MellowYellow101 · 27/11/2020 14:28

Also change your door lock when she moves out incase she copies a key and decides to come back when you're away to steal stuff

justicedanceson · 27/11/2020 14:28

You are not being unreasonable. But say you were, say every single person on this forum is completely unreasonable. It doesn’t matter because it’s your house. So she is perfectly entitled to think that (and frankly who knows what is going on in her mind!), you can’t control it. You can and must control your own home.

fastwigglylines · 27/11/2020 14:29

@Amy3030

I've just been told, I'm the one who's being unreasonable....
She thinks you're being unreasonable? Tough shit. it's your house, you can be as unreasonable as you like (not that you are).
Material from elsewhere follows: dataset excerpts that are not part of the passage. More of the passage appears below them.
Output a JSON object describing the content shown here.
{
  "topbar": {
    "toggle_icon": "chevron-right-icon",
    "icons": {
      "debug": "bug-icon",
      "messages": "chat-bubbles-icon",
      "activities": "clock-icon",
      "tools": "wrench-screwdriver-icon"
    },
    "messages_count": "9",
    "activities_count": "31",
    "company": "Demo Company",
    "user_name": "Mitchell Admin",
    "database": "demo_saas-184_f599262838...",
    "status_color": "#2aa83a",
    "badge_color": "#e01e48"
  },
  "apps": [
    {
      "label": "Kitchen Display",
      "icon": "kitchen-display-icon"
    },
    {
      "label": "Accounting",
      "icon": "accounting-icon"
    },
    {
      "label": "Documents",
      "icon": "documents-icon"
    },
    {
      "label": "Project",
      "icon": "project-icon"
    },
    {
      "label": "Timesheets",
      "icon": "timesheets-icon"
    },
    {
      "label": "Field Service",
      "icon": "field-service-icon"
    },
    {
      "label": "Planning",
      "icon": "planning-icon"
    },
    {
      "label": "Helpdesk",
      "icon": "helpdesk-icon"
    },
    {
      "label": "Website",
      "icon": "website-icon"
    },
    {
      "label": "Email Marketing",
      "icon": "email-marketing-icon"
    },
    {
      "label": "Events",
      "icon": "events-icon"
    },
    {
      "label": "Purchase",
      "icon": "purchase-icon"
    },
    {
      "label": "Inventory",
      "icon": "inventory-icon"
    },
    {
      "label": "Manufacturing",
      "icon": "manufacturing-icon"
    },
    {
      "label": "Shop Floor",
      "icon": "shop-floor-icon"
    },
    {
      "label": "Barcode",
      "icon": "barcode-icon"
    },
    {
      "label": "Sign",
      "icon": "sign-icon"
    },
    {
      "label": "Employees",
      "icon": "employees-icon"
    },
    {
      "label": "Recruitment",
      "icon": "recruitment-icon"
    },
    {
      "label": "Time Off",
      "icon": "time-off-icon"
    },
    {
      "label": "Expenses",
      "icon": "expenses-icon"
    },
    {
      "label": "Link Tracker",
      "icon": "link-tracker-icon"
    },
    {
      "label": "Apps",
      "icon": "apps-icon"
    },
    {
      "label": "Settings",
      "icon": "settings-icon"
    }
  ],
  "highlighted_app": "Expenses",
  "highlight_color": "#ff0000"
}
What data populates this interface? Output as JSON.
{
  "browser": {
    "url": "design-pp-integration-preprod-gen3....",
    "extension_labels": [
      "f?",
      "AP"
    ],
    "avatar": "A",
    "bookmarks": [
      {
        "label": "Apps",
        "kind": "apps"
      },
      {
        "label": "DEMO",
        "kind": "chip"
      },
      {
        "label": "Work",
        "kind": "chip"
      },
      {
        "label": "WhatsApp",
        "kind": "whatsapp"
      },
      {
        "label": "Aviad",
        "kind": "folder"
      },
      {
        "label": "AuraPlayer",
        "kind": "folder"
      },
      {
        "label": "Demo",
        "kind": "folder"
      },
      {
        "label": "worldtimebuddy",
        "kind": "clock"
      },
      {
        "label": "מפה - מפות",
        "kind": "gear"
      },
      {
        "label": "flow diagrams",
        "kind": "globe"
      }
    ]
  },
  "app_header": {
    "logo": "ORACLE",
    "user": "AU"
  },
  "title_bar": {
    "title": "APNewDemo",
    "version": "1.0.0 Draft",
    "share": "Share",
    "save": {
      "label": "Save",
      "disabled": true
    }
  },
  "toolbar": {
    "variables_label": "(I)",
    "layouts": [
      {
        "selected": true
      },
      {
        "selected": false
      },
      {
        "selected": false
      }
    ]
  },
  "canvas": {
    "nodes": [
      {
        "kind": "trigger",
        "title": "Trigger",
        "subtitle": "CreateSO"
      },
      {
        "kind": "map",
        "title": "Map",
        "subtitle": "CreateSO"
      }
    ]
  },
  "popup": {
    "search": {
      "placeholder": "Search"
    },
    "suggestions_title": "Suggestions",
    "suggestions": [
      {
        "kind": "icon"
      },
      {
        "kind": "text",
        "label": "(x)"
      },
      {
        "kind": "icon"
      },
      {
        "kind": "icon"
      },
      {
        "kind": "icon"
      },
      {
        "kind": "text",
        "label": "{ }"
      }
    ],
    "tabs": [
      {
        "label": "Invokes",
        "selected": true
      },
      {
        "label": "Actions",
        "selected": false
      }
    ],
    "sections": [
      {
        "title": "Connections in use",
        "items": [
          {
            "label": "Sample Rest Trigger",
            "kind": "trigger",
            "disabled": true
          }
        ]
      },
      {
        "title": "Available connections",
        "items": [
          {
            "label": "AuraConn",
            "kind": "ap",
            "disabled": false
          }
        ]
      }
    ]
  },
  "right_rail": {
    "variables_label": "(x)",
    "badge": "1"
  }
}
The law is on your side here.

Does she understand she has to go?

duckinatruckwithmuck · 27/11/2020 14:29

What a bitch. Tell her to get the duck out. Agree with others, ask a friend to come round if needed. The champagne thing has pissed me off on your behalf but you now have a story for all those CF threads!

FoolsAssassin · 27/11/2020 14:29

@Amy3030

I've just been told, I'm the one who's being unreasonable....
I was a disgusting human being apparently . Ignore it and just keep going and get her out.
TheStripes · 27/11/2020 14:29

She can put her belongings into storage and hire an Airbnb, both with immediate effect. So giving her minimal notice isn’t unkind and it’s a risk any lodger takes, especially a gaslighting thieving one.

fastwigglylines · 27/11/2020 14:29

@GoodbyePorpoiseSpit

You have two options lodger: You can be polite to me and leave under the terms we have discussed with both of us on good terms, or you can pack up your stuff and leave immediately.
This.
EveryDayIsADuvetDay · 27/11/2020 14:29

@Amy3030

I've just been told, I'm the one who's being unreasonable....
By the CF? - of course she thinks that - reclaim your home. However much notice you gave her, if she is going to be argumentative, shorten the notice period, it's not a negotiation. She should be able to get an airbnb or hotel quickly in the current climate; I can't imagine that she has many friends she could stay with.
AldiAisleofCrap · 27/11/2020 14:30

Everything is unreasonable except this And she takes baths twice a week, using 36 ltrs of water instead of a shower , using just 6ltrs. have you measured your bath?